Deren karakteri de bu açıdan İpek’ten geri kalmayan bir tablo koydu ortaya. ‘Güzel çocuktun onun için seni aldık’ diyen kadına ‘Çocuk bu çocuk. Elbise değil’ tepkisini gösteren İpek sonrasında hiçbir şey olmamış gibi davrandı aile bildiği kişilere karşı. Hatta kendisine türlü hakaret eden kadının lafını dinleyerek kardeşinin ilaç dolandırıcılığı suçunu bile üstlenip hapse girmeye niyetlendi. Bu tavırlar mantıkla bağdaşmayan çelişki değil de nedir? Annesi yerindeki Müjgan’ın psikolog sıfatıyla yaptıklarının hiç uyuşmadığını da belirtelim bu arada.
Çilem derseniz… Silahlı kişilere aptalca kafa tutup kendini öldürten nişanlısının ardından intihara niyetlenen Çilem, kendisini nasıl gökdelenin tepesinde bulduğu belli olmayan amcası tarafından kurtarıldıktan sonra bir anda hiç tanımadığı kardeşlerine karşı intikamcı düşmana dönüşüverdi.
Sahi Cemal, Çilem’i o gökdelenin tepesinde nasıl buldu? Şayet takip ediyorduysa Okan ve adamları onu kaçırırken neden polis çağırıp engel olmadı? Dahası bu gökdelenlerin tepelerine çıkmak böyle kolay bir iş miydi? Azra’nın Çilem’in telefonuna bıraktığı mesaja ne olmuştu? Neyse… Bunları bırakalım şimdi.
Hikâyede bir de Çilem’in yerine geçen Azra bulunmakta ya... Onun baş falsosu da istemeden dâhil olduğu olaydan kaçarken Okan’ın parasını ve malını çalmak! Madem paketi çöpe, parayı da yetimhaneye bırakacaktın niye götürdün yanında?

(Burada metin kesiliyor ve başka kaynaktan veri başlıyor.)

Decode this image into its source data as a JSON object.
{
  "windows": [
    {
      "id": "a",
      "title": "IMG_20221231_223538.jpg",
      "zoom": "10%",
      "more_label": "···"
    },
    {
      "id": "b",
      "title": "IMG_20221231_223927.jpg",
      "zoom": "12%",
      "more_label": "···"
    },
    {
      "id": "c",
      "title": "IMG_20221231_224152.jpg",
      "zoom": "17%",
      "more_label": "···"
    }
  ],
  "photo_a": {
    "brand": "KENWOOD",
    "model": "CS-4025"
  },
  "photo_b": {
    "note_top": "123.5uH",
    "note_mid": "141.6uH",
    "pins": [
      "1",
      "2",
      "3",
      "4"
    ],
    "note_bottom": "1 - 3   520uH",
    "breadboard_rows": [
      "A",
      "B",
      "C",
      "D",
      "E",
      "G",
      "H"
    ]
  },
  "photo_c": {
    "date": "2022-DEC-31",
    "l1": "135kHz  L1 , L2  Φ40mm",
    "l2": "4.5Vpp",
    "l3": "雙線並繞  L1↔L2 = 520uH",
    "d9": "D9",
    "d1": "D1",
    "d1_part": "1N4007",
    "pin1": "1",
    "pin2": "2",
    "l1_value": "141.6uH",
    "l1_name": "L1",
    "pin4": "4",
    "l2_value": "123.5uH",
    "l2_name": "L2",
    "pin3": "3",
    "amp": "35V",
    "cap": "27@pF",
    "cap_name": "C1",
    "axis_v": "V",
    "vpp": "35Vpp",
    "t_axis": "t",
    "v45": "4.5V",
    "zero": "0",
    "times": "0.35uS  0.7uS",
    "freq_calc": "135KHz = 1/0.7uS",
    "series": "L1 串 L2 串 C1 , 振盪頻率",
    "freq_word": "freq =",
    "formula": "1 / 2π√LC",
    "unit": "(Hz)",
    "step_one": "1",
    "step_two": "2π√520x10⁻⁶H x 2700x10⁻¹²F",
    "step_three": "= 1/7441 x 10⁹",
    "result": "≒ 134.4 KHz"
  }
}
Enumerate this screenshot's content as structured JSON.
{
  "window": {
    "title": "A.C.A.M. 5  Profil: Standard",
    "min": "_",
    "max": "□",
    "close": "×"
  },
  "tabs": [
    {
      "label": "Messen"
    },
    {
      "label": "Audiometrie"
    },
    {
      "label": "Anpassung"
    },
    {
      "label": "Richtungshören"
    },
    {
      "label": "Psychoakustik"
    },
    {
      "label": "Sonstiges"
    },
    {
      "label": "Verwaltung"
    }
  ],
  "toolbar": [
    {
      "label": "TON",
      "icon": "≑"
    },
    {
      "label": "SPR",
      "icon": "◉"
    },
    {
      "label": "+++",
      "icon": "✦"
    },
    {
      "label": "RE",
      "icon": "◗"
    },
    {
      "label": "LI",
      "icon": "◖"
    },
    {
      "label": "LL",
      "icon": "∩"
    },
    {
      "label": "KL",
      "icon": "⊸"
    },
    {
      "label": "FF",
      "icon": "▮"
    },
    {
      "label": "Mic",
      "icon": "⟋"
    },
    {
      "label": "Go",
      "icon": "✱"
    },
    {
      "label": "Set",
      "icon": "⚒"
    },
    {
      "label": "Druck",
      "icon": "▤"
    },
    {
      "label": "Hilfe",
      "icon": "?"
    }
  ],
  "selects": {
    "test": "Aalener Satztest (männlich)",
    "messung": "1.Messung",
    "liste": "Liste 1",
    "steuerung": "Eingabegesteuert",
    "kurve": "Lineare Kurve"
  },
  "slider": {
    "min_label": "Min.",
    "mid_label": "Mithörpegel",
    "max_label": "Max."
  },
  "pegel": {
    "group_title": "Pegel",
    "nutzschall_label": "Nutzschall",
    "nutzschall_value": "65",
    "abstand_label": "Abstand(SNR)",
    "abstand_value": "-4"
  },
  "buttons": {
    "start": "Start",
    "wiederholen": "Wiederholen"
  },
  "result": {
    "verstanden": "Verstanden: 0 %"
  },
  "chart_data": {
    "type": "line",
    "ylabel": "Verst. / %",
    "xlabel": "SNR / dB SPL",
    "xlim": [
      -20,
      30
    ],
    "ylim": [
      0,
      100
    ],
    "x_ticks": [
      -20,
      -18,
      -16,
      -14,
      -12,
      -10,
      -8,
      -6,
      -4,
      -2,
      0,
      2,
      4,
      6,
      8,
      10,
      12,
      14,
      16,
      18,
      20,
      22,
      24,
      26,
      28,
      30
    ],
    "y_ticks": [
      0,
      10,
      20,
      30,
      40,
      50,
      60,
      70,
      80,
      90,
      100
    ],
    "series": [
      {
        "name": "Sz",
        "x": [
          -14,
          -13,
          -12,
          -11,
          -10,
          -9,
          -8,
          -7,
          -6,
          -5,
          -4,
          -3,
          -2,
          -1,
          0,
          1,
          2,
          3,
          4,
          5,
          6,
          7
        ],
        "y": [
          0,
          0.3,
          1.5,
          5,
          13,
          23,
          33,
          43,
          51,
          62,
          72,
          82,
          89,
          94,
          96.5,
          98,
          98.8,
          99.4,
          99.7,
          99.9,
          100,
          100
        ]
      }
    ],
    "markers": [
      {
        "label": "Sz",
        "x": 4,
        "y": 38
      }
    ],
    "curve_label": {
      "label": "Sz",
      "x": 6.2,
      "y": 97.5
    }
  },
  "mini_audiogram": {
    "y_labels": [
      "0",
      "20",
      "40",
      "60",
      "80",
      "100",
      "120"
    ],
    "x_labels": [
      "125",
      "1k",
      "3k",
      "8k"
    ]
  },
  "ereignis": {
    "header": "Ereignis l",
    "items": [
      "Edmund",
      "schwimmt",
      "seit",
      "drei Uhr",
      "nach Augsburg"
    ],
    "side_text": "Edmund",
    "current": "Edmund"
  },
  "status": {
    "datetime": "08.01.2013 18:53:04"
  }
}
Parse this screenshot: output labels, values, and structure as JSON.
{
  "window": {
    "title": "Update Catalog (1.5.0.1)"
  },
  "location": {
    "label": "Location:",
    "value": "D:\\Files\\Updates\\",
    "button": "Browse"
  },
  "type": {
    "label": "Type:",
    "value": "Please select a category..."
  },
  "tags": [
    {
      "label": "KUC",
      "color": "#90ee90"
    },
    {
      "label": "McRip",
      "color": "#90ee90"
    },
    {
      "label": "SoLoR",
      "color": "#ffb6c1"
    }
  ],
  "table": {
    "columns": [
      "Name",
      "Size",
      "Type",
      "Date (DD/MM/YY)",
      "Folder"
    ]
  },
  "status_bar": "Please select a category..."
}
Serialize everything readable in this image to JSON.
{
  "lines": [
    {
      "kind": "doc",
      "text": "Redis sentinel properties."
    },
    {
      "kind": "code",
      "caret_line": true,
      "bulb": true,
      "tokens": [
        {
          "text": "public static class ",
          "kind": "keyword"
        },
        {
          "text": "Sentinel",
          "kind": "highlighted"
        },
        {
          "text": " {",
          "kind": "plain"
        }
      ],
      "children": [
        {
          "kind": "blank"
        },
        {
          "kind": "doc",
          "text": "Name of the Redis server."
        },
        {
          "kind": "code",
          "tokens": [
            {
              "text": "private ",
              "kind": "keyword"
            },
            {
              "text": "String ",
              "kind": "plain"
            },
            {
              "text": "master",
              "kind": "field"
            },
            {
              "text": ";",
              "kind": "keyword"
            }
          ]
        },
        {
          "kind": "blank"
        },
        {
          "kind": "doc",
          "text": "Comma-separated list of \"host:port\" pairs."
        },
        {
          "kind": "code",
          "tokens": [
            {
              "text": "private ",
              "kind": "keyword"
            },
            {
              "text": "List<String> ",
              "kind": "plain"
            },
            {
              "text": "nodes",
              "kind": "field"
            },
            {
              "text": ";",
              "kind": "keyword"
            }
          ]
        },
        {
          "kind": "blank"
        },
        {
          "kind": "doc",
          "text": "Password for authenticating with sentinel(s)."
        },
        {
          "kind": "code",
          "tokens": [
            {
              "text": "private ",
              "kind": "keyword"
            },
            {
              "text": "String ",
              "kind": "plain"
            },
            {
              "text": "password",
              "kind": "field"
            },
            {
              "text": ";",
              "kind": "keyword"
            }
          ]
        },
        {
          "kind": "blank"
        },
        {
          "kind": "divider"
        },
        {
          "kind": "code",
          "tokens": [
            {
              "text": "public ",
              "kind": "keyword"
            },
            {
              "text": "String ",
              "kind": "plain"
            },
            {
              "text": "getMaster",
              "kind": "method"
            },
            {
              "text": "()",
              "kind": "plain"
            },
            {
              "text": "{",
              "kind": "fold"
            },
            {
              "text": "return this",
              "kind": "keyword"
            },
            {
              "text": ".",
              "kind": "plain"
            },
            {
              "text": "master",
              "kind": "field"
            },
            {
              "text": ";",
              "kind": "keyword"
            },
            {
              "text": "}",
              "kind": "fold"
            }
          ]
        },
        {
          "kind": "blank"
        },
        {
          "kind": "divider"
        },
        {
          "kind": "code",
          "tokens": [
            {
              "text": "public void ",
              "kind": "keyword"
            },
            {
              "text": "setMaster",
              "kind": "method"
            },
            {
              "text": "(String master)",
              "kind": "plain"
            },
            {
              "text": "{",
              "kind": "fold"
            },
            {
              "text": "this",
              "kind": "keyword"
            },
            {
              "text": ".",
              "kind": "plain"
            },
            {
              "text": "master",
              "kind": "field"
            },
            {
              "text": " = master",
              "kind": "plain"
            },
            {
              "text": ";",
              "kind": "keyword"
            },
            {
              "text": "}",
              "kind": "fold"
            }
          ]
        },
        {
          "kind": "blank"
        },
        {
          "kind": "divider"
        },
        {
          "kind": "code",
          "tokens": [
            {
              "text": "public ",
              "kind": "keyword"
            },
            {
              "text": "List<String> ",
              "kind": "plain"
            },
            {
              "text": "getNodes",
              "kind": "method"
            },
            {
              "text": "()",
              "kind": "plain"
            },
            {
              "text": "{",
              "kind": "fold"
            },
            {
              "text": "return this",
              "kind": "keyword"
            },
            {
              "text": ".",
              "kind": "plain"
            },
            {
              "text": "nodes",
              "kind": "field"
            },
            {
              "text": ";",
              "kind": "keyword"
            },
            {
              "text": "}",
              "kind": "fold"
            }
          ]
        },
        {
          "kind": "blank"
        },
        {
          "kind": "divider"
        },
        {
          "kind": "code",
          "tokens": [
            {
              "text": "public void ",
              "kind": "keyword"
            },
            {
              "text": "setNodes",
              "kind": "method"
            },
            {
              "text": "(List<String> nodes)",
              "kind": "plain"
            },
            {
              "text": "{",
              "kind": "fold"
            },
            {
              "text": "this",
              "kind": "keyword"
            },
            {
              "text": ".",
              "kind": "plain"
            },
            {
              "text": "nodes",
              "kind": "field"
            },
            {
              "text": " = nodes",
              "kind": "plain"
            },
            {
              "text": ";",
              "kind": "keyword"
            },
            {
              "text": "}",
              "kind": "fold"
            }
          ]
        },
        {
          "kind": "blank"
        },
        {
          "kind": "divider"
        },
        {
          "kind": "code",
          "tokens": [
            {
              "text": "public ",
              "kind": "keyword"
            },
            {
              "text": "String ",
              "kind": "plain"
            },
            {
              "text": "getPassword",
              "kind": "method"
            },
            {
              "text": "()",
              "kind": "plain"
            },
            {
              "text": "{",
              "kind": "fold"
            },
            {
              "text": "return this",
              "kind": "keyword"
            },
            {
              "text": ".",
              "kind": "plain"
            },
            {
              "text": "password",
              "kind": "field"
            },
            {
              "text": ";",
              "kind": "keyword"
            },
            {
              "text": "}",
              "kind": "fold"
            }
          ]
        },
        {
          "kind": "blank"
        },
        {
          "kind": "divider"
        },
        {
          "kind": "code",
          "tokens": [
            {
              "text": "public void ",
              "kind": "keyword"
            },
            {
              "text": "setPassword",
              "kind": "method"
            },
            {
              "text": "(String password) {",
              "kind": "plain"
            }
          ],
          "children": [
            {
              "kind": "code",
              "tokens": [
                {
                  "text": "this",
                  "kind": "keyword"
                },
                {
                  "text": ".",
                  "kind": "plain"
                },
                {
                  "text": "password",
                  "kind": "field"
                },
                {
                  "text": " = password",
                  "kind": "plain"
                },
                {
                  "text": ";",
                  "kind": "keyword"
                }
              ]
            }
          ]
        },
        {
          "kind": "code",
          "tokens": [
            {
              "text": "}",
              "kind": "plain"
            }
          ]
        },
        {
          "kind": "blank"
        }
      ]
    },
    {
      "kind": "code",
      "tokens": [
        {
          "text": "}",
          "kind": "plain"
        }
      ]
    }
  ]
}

Konuyu geliştirmek için bu yol seçilmiş ama mantığa hiç uyamamış.
Kızlar cephesinde itici gelen bir diğer detay, yıllar sonra birbirlerini bulan kardeşlerin gerçeği ispatlarıyla öğrenmeden bir günde canciğer olup birlikte adam öldürecek kadar ileri gitmeleri! Buradaki tablo gerçeklikle pek bağdaşmadığından inandırıcı gelmesi de kolay olmuyor tabii.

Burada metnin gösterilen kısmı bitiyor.